Эммануил Моиз поймал меня, чтобы представить.
— Филипп Дюбардо, — назвал он меня Бэлле.
Бэлла посмотрела на меня. Я выдержал ее взгляд. Она поклонилась, опустив глаза. Я увидел единственный уголок ее тела, на котором был отпечаток усталости, — ее веки. Она отгадала мою мысль, открыла широко глаза и показала мне из мести два зрачка, блеск которых заставил побледнеть сиянье солнечного дня, и ушла, оставив меня с Моизом. Она была бледна, я также. Моиз посмотрел на нас с удивлением, спрашивая себя, при какого рода сцене, при какой драме он присутствовал?
Я часто видел Моиза, директора учетного банка, одного из самых крупных банков в Европе, но я видел его обычно совершенно голым. Каждое утро около десяти часов я мог быть уверен, что найду его в купальне спортивного общества стоящим на-цыпочках с плотно сжатыми ногами, с руками, беспомощно раздвинутыми в стороны. Он ждал иногда целую минуту, стоя так, прислоненный к невидимому кресту — крест для меня остается станком для измерения роста людей его расы — прежде чем нырнуть в воду, которую он ненавидел. Служащий в купальне, дающий уроки плавания, хотел поднять ему руки, но Моиз противился этому принуждению. Это был толстенький распятый, откормленный тем, что имеется в нашей кухне с самым богатым содержанием азота и углерода. Это был курящий распятый, — он продолжал курить и на своем кресте огромную сигару, о которой он вдруг вспоминал и тогда просил вынуть ее у него изо рта. Наконец, одним решительным порывом, который он считал проявлением силы, но который, в сущности, был проявлением отчаяния, он вместо того, чтобы нырнуть, падал на воду плашмя и, оказавшись между цементным дном бассейна и верхним слоем воды, без борьбы отдавался, но не спорту, а несчастному случаю. А вслед эа тем появлялась над водой его голова, искаженная ужасом, голова, которая ни разу еще за всю свою счастливую карьеру не переживала ни погрома, ни тюрьмы, ни банкротства. Моиз четверть часа оставался в воде, выпуская клубы дыма из своей сигары, которую сторож, сидя на-корточках, уставал подавать ему и вынимать у него изо рта и которую наиболее видные представители французской аристократии и финансового мира старались потушить водяными брызгами, плавая вокруг по-собачьи.
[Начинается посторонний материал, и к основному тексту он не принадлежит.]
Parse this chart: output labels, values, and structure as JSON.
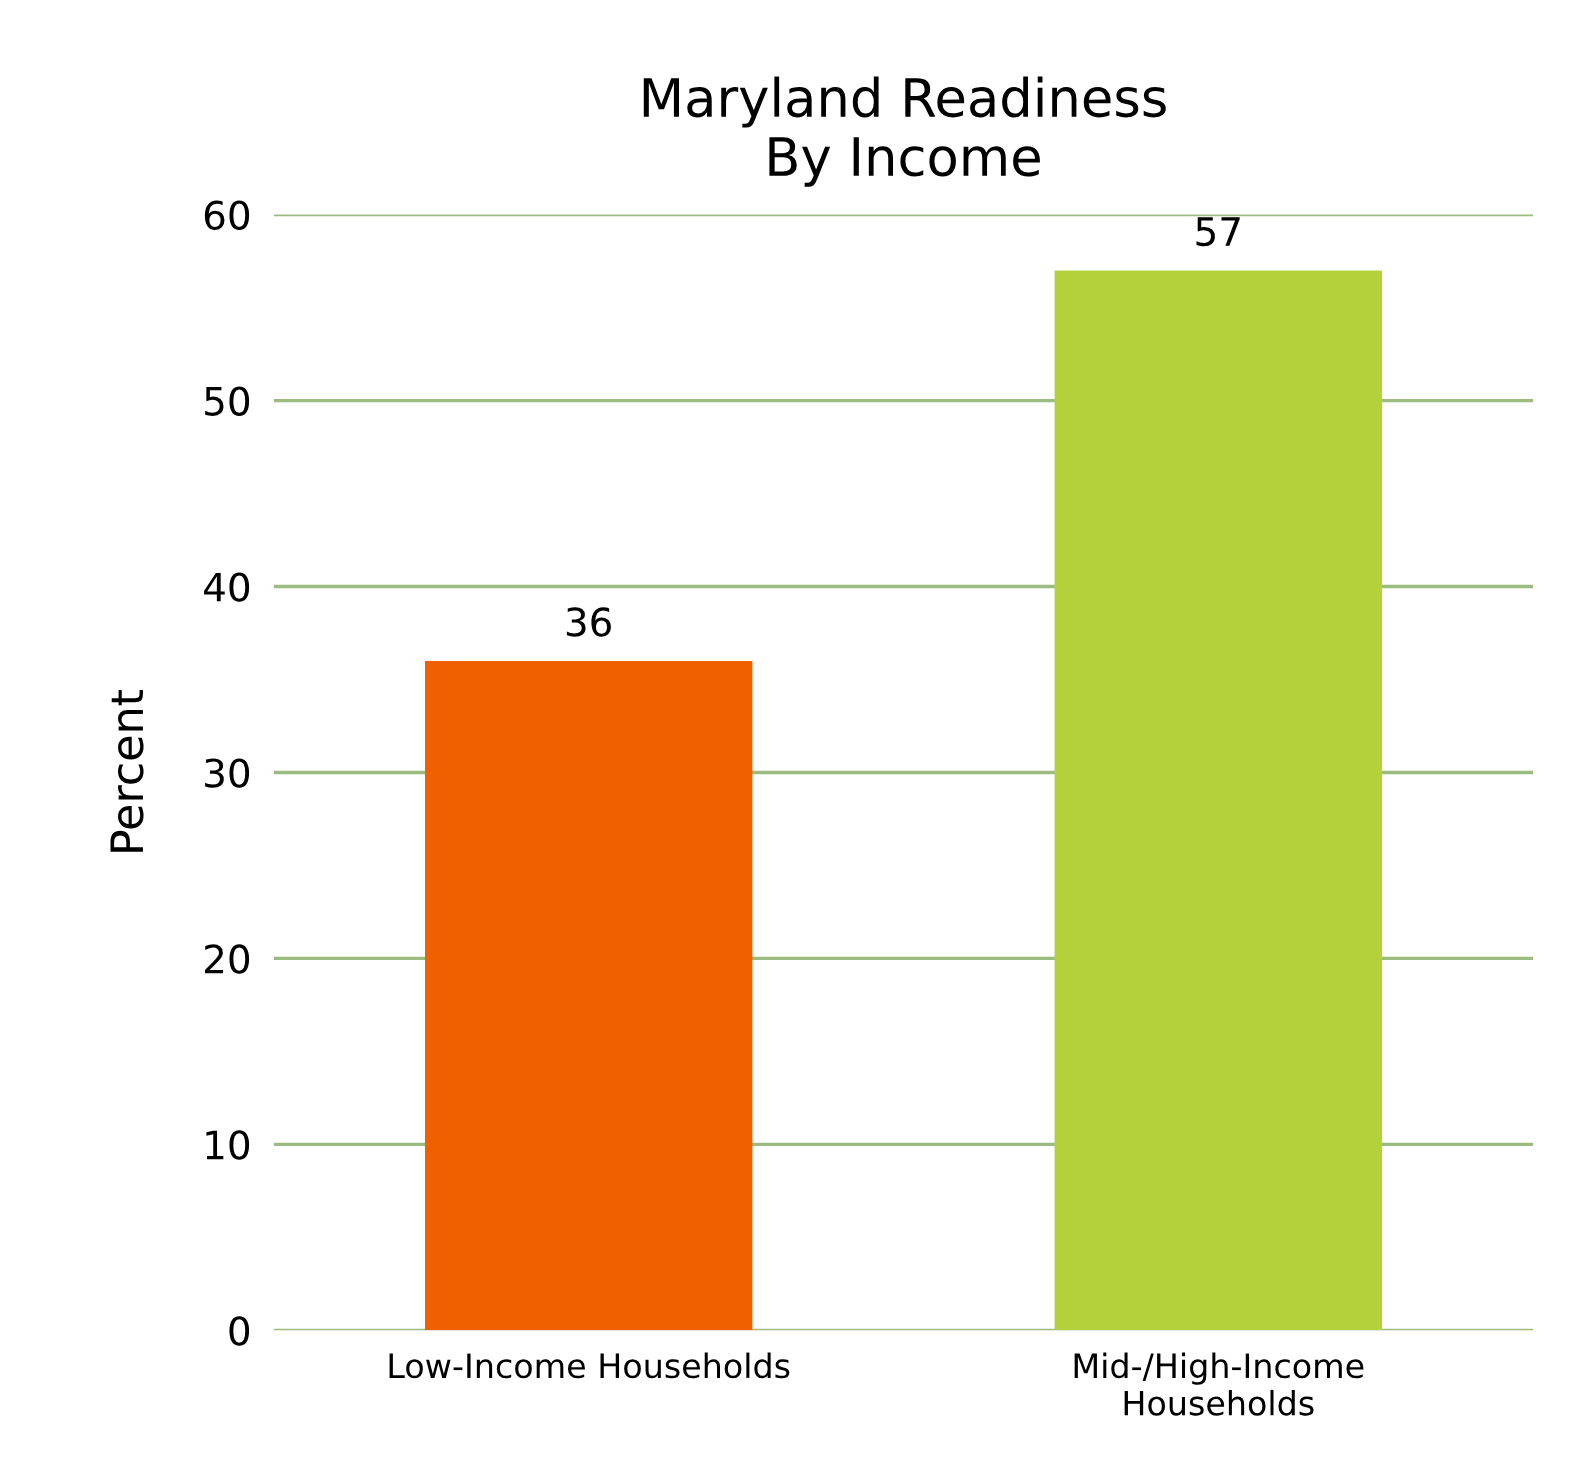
{
  "chart_data": {
    "type": "bar",
    "title": "Maryland Readiness\nBy Income",
    "ylabel": "Percent",
    "categories": [
      "Low-Income Households",
      "Mid-/High-Income\nHouseholds"
    ],
    "values": [
      36,
      57
    ],
    "colors": [
      "#f06000",
      "#b3d13b"
    ],
    "ylim": [
      0,
      60
    ],
    "yticks": [
      0,
      10,
      20,
      30,
      40,
      50,
      60
    ],
    "grid": "y",
    "data_labels": true
  }
}
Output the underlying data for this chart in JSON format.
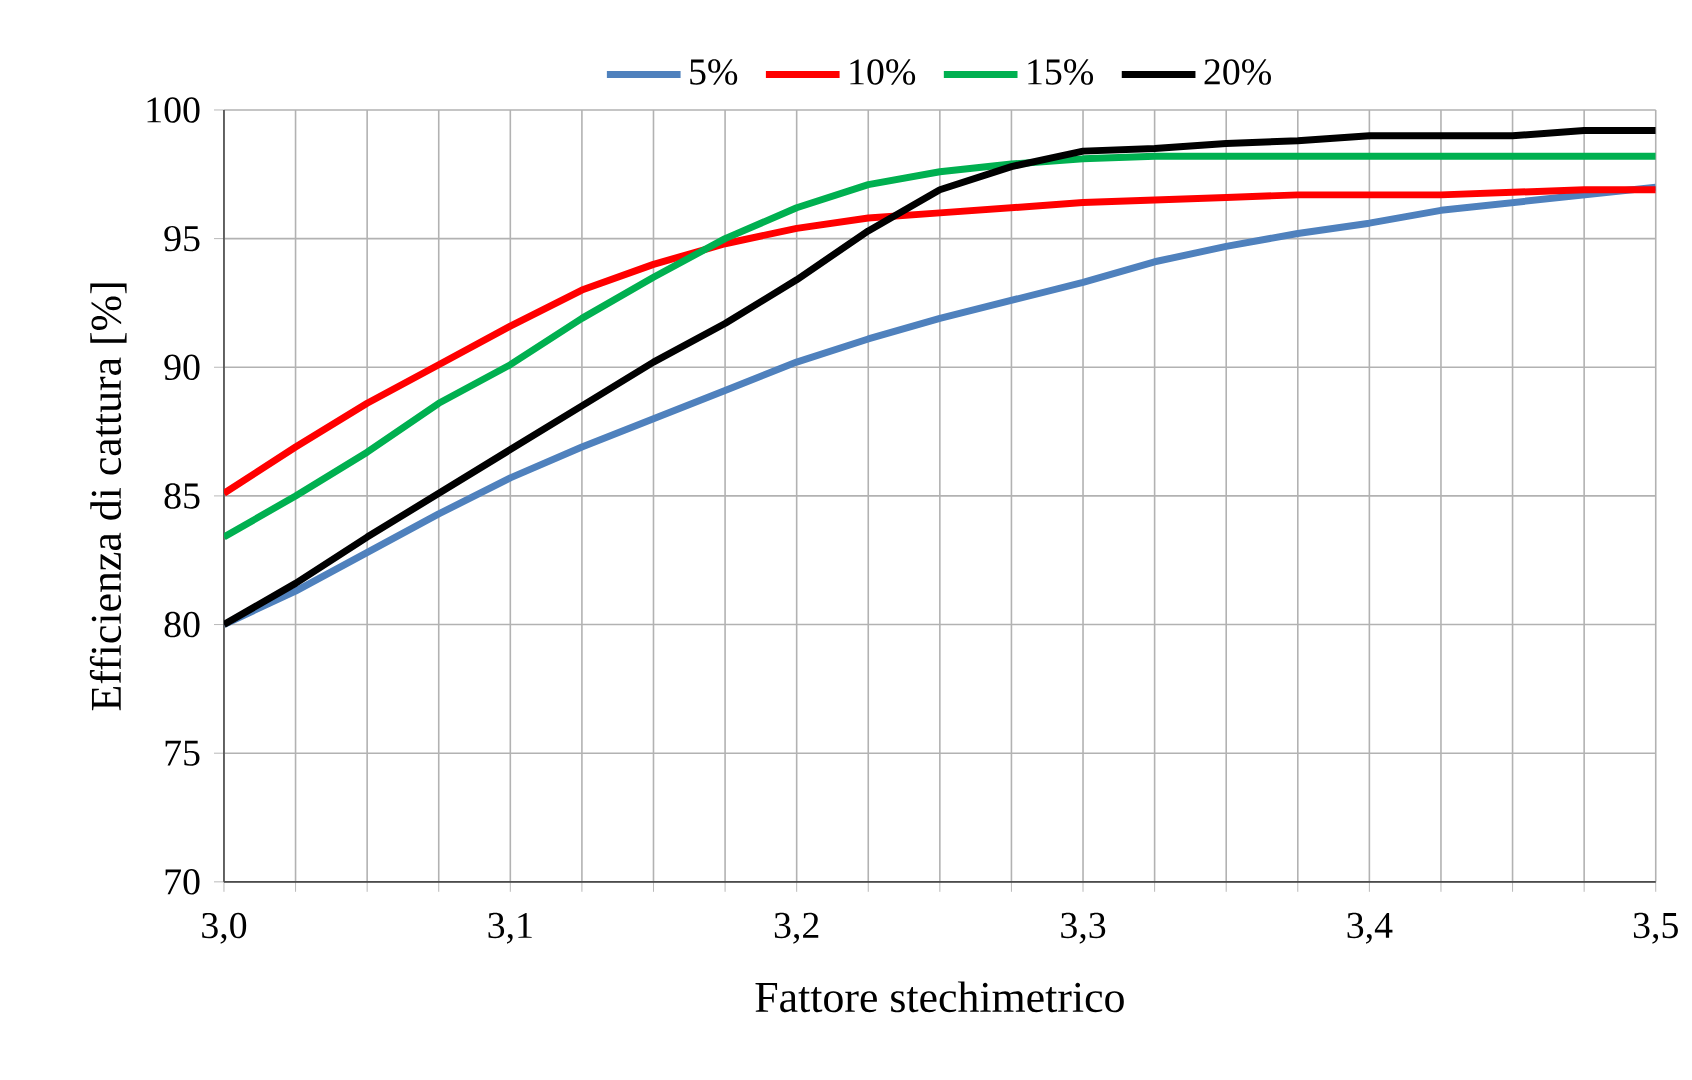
{
  "chart_data": {
    "type": "line",
    "xlabel": "Fattore stechimetrico",
    "ylabel": "Efficienza di cattura  [%]",
    "x": [
      3.0,
      3.025,
      3.05,
      3.075,
      3.1,
      3.125,
      3.15,
      3.175,
      3.2,
      3.225,
      3.25,
      3.275,
      3.3,
      3.325,
      3.35,
      3.375,
      3.4,
      3.425,
      3.45,
      3.475,
      3.5
    ],
    "series": [
      {
        "name": "5%",
        "color": "#4f81bd",
        "values": [
          80.0,
          81.3,
          82.8,
          84.3,
          85.7,
          86.9,
          88.0,
          89.1,
          90.2,
          91.1,
          91.9,
          92.6,
          93.3,
          94.1,
          94.7,
          95.2,
          95.6,
          96.1,
          96.4,
          96.7,
          97.0
        ]
      },
      {
        "name": "10%",
        "color": "#ff0000",
        "values": [
          85.1,
          86.9,
          88.6,
          90.1,
          91.6,
          93.0,
          94.0,
          94.8,
          95.4,
          95.8,
          96.0,
          96.2,
          96.4,
          96.5,
          96.6,
          96.7,
          96.7,
          96.7,
          96.8,
          96.9,
          96.9
        ]
      },
      {
        "name": "15%",
        "color": "#00b050",
        "values": [
          83.4,
          85.0,
          86.7,
          88.6,
          90.1,
          91.9,
          93.5,
          95.0,
          96.2,
          97.1,
          97.6,
          97.9,
          98.1,
          98.2,
          98.2,
          98.2,
          98.2,
          98.2,
          98.2,
          98.2,
          98.2
        ]
      },
      {
        "name": "20%",
        "color": "#000000",
        "values": [
          80.0,
          81.6,
          83.4,
          85.1,
          86.8,
          88.5,
          90.2,
          91.7,
          93.4,
          95.3,
          96.9,
          97.8,
          98.4,
          98.5,
          98.7,
          98.8,
          99.0,
          99.0,
          99.0,
          99.2,
          99.2
        ]
      }
    ],
    "xlim": [
      3.0,
      3.5
    ],
    "xticks": [
      {
        "value": 3.0,
        "label": "3,0"
      },
      {
        "value": 3.025,
        "label": null
      },
      {
        "value": 3.05,
        "label": null
      },
      {
        "value": 3.075,
        "label": null
      },
      {
        "value": 3.1,
        "label": "3,1"
      },
      {
        "value": 3.125,
        "label": null
      },
      {
        "value": 3.15,
        "label": null
      },
      {
        "value": 3.175,
        "label": null
      },
      {
        "value": 3.2,
        "label": "3,2"
      },
      {
        "value": 3.225,
        "label": null
      },
      {
        "value": 3.25,
        "label": null
      },
      {
        "value": 3.275,
        "label": null
      },
      {
        "value": 3.3,
        "label": "3,3"
      },
      {
        "value": 3.325,
        "label": null
      },
      {
        "value": 3.35,
        "label": null
      },
      {
        "value": 3.375,
        "label": null
      },
      {
        "value": 3.4,
        "label": "3,4"
      },
      {
        "value": 3.425,
        "label": null
      },
      {
        "value": 3.45,
        "label": null
      },
      {
        "value": 3.475,
        "label": null
      },
      {
        "value": 3.5,
        "label": "3,5"
      }
    ],
    "ylim": [
      70,
      100
    ],
    "yticks": [
      70,
      75,
      80,
      85,
      90,
      95,
      100
    ],
    "grid": true,
    "legend": "top",
    "marker": "none",
    "line_style": "solid"
  }
}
Но стоя у этого позорного столба, он очень кротко принимал неуместные шутки и оскорбления потомков Монморанси, Мирабо и Мюрата. Насколько резким и саркастическим становился он, как только нога его касалась края бассейна, настолько в своих ответах в бассейне он проявлял мягкость и вежливость. Все любезности, которые когда-либо за всю его жизнь хотелось ему выказать, он чувствовал потребность проявить в бассейне, в этом остатке от потопа, сохранившемся между блестящими кафлями, куда новый предрассудок заставлял его ежедневно погружаться.
Мой отец был единственным существом, имя которого Моиз произносил в обеих стихиях с одной и той же боязнью и симпатией. (Я должен сказать, что испытание третьей стихией — огнем никогда не применялось.) О моем отце он заговорил и теперь.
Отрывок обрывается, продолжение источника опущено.